Te Kupenga Whakaoti Mahi Patunga (the National Network of Family Violence Services) has launched a call to action, encouraging the government to invest in rehabilitating offenders.
The call was launched by Te Kupenga Māori co-chairperson Takarua Tawera, Tauiwi co-chairperson Dee Cresswell and chief executive Merran Lawler during a national family violence conference in Wellington yesterday.
Lawler told RNZ "it's a call on government generally to invest in developing a specific strategy and action plan as it relates to people who use violence".
Lawler said the the strategy needed to sit alongside Te Aorerekura, the National Strategy to Eliminate Family Violence and Sexual Violence, which government launched last year.
The 25 year strategy set out a framework to drive government action in a unified way, harnessing public support and community action.
Te Aorerekura was also expected to increase political and public sector accountability by setting out what the government was committing to do and how it will measure and report on progress.

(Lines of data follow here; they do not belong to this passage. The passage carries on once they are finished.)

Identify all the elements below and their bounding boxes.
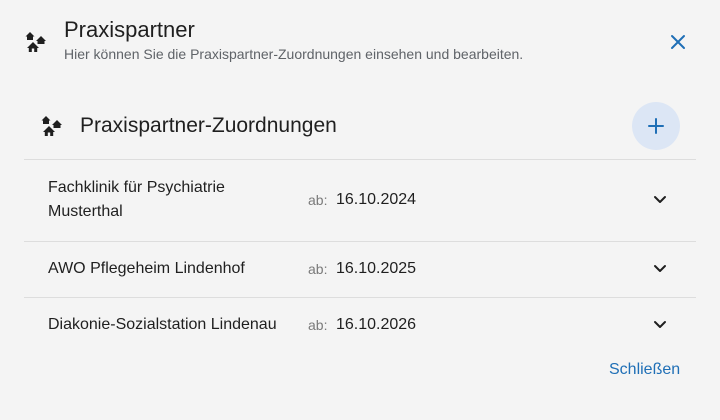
praxispartner-dialog: Praxispartner Hier können Sie die Praxis…	[0, 0, 720, 420]
chevron-down-icon	[653, 264, 667, 274]
house-group-icon	[24, 30, 48, 54]
close-button[interactable]	[662, 26, 694, 58]
chevron-down-icon	[653, 195, 667, 205]
partner-row[interactable]: Fachklinik für Psychiatrie Musterthal ab…	[24, 159, 696, 241]
add-partner-button[interactable]	[632, 102, 680, 150]
dialog-title: Praxispartner	[64, 17, 195, 42]
partner-row[interactable]: Diakonie-Sozialstation Lindenau ab: 16.1…	[24, 297, 696, 353]
plus-icon	[648, 118, 664, 134]
close-dialog-button[interactable]: Schließen	[609, 358, 680, 382]
house-group-icon	[40, 114, 64, 138]
partner-name: Diakonie-Sozialstation Lindenau	[48, 316, 277, 333]
partner-row[interactable]: AWO Pflegeheim Lindenhof ab: 16.10.2025	[24, 241, 696, 297]
partner-name: Fachklinik für Psychiatrie Musterthal	[48, 179, 225, 220]
valid-from-date: 16.10.2026	[336, 316, 417, 333]
valid-from-label: ab:	[308, 317, 328, 333]
close-icon	[670, 34, 686, 50]
partner-list: Fachklinik für Psychiatrie Musterthal ab…	[24, 159, 696, 353]
expand-button[interactable]	[648, 257, 672, 281]
chevron-down-icon	[653, 320, 667, 330]
valid-from-label: ab:	[308, 261, 328, 277]
valid-from-label: ab:	[308, 192, 328, 208]
dialog-subtitle: Hier können Sie die Praxispartner-Zuordn…	[64, 46, 524, 62]
section-title: Praxispartner-Zuordnungen	[80, 114, 337, 137]
expand-button[interactable]	[648, 188, 672, 212]
valid-from-date: 16.10.2025	[336, 260, 417, 277]
partner-name: AWO Pflegeheim Lindenhof	[48, 260, 245, 277]
valid-from-date: 16.10.2024	[336, 191, 417, 208]
expand-button[interactable]	[648, 313, 672, 337]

But Lawler said without investment in services and interventions for people who use violence, there inevitably would be a long line of victims.
"We're hoping that government will see the importance of addressing violence at the source," Merran said.

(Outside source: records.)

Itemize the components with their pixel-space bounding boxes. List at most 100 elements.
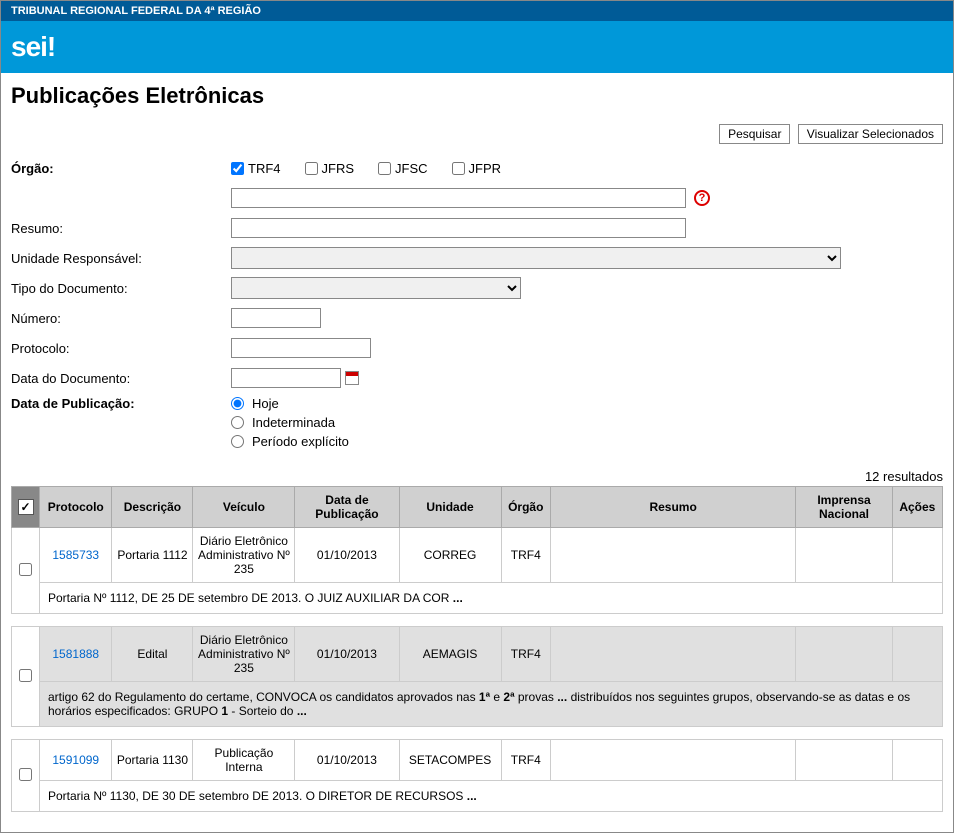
cell-acoes xyxy=(892,627,942,682)
row-datadoc: Data do Documento: xyxy=(11,366,943,390)
checkbox-jfsc[interactable] xyxy=(378,162,391,175)
cell-descricao: Portaria 1112 xyxy=(112,528,193,583)
ellipsis-icon: ... xyxy=(453,591,463,605)
unidade-select[interactable] xyxy=(231,247,841,269)
cell-protocolo: 1581888 xyxy=(40,627,112,682)
row-checkbox[interactable] xyxy=(19,669,32,682)
cell-datapub: 01/10/2013 xyxy=(295,627,399,682)
cell-veiculo: Diário Eletrônico Administrativo Nº 235 xyxy=(193,627,295,682)
th-protocolo: Protocolo xyxy=(40,487,112,528)
tipodoc-select[interactable] xyxy=(231,277,521,299)
th-datapub: Data de Publicação xyxy=(295,487,399,528)
radio-periodo[interactable]: Período explícito xyxy=(231,434,349,449)
label-datapub: Data de Publicação: xyxy=(11,396,231,411)
row-checkbox[interactable] xyxy=(19,768,32,781)
protocolo-link[interactable]: 1591099 xyxy=(52,753,99,767)
help-icon[interactable]: ? xyxy=(694,190,710,206)
header-logo-bar: sei! xyxy=(1,21,953,73)
datadoc-input[interactable] xyxy=(231,368,341,388)
cell-orgao: TRF4 xyxy=(501,627,550,682)
orgao-checkbox-group: TRF4 JFRS JFSC JFPR xyxy=(231,161,501,176)
row-check-cell xyxy=(12,627,40,727)
cell-acoes xyxy=(892,528,942,583)
cell-resumo xyxy=(550,528,795,583)
cell-orgao: TRF4 xyxy=(501,740,550,781)
radio-indeterminada[interactable]: Indeterminada xyxy=(231,415,349,430)
label-datadoc: Data do Documento: xyxy=(11,371,231,386)
label-protocolo: Protocolo: xyxy=(11,341,231,356)
radio-hoje-input[interactable] xyxy=(231,397,244,410)
orgao-jfsc[interactable]: JFSC xyxy=(378,161,428,176)
cell-imprensa xyxy=(796,627,892,682)
cell-datapub: 01/10/2013 xyxy=(295,740,399,781)
cell-summary: Portaria Nº 1112, DE 25 DE setembro DE 2… xyxy=(40,583,943,614)
cell-unidade: SETACOMPES xyxy=(399,740,501,781)
page-title: Publicações Eletrônicas xyxy=(11,83,943,109)
cell-acoes xyxy=(892,740,942,781)
protocolo-link[interactable]: 1585733 xyxy=(52,548,99,562)
numero-input[interactable] xyxy=(231,308,321,328)
results-count: 12 resultados xyxy=(11,469,943,484)
cell-orgao: TRF4 xyxy=(501,528,550,583)
th-imprensa: Imprensa Nacional xyxy=(796,487,892,528)
row-datapub: Data de Publicação: Hoje Indeterminada P… xyxy=(11,396,943,449)
radio-indet-input[interactable] xyxy=(231,416,244,429)
datapub-radio-group: Hoje Indeterminada Período explícito xyxy=(231,396,349,449)
content-area: Publicações Eletrônicas Pesquisar Visual… xyxy=(1,73,953,832)
th-unidade: Unidade xyxy=(399,487,501,528)
table-summary-row: artigo 62 do Regulamento do certame, CON… xyxy=(12,682,943,727)
orgao-trf4[interactable]: TRF4 xyxy=(231,161,281,176)
row-tipodoc: Tipo do Documento: xyxy=(11,276,943,300)
calendar-icon[interactable] xyxy=(345,371,359,385)
checkbox-jfrs[interactable] xyxy=(305,162,318,175)
visualizar-selecionados-button[interactable]: Visualizar Selecionados xyxy=(798,124,943,144)
resumo-input[interactable] xyxy=(231,218,686,238)
protocolo-link[interactable]: 1581888 xyxy=(52,647,99,661)
label-orgao: Órgão: xyxy=(11,161,231,176)
cell-summary: artigo 62 do Regulamento do certame, CON… xyxy=(40,682,943,727)
ellipsis-icon: ... xyxy=(467,789,477,803)
table-row: 1581888 Edital Diário Eletrônico Adminis… xyxy=(12,627,943,682)
sei-logo: sei! xyxy=(11,31,55,62)
th-checkall[interactable]: ✓ xyxy=(12,487,40,528)
checkall-icon[interactable]: ✓ xyxy=(18,499,34,515)
cell-descricao: Edital xyxy=(112,627,193,682)
table-row: 1585733 Portaria 1112 Diário Eletrônico … xyxy=(12,528,943,583)
row-check-cell xyxy=(12,528,40,614)
th-acoes: Ações xyxy=(892,487,942,528)
th-orgao: Órgão xyxy=(501,487,550,528)
ellipsis-icon: ... xyxy=(297,704,307,718)
top-button-row: Pesquisar Visualizar Selecionados xyxy=(11,124,943,144)
radio-hoje[interactable]: Hoje xyxy=(231,396,349,411)
cell-unidade: AEMAGIS xyxy=(399,627,501,682)
cell-veiculo: Publicação Interna xyxy=(193,740,295,781)
results-table: ✓ Protocolo Descrição Veículo Data de Pu… xyxy=(11,486,943,812)
label-resumo: Resumo: xyxy=(11,221,231,236)
checkbox-trf4[interactable] xyxy=(231,162,244,175)
row-unidade: Unidade Responsável: xyxy=(11,246,943,270)
row-resumo: Resumo: xyxy=(11,216,943,240)
label-tipodoc: Tipo do Documento: xyxy=(11,281,231,296)
orgao-jfpr[interactable]: JFPR xyxy=(452,161,502,176)
orgao-jfrs[interactable]: JFRS xyxy=(305,161,355,176)
row-search: ? xyxy=(11,186,943,210)
cell-descricao: Portaria 1130 xyxy=(112,740,193,781)
cell-summary: Portaria Nº 1130, DE 30 DE setembro DE 2… xyxy=(40,781,943,812)
protocolo-input[interactable] xyxy=(231,338,371,358)
table-header-row: ✓ Protocolo Descrição Veículo Data de Pu… xyxy=(12,487,943,528)
header-orgname: TRIBUNAL REGIONAL FEDERAL DA 4ª REGIÃO xyxy=(1,1,953,21)
page-container: TRIBUNAL REGIONAL FEDERAL DA 4ª REGIÃO s… xyxy=(0,0,954,833)
row-checkbox[interactable] xyxy=(19,563,32,576)
cell-protocolo: 1591099 xyxy=(40,740,112,781)
table-row: 1591099 Portaria 1130 Publicação Interna… xyxy=(12,740,943,781)
cell-veiculo: Diário Eletrônico Administrativo Nº 235 xyxy=(193,528,295,583)
pesquisar-button[interactable]: Pesquisar xyxy=(719,124,790,144)
cell-unidade: CORREG xyxy=(399,528,501,583)
radio-periodo-input[interactable] xyxy=(231,435,244,448)
cell-resumo xyxy=(550,627,795,682)
cell-resumo xyxy=(550,740,795,781)
search-input[interactable] xyxy=(231,188,686,208)
th-resumo: Resumo xyxy=(550,487,795,528)
checkbox-jfpr[interactable] xyxy=(452,162,465,175)
table-summary-row: Portaria Nº 1130, DE 30 DE setembro DE 2… xyxy=(12,781,943,812)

"[Doing] in some respects, the politically unpopular thing, which is to invest in those who perpetrate violence rather than the victims, which is politically a much easier thing to sell."
But Lawler said investment in victim support also needed to continue.
"The services that support victims are already underresourced and we would hate to see any cutting of their funding."
She said if anything funding needed to be drastically increased.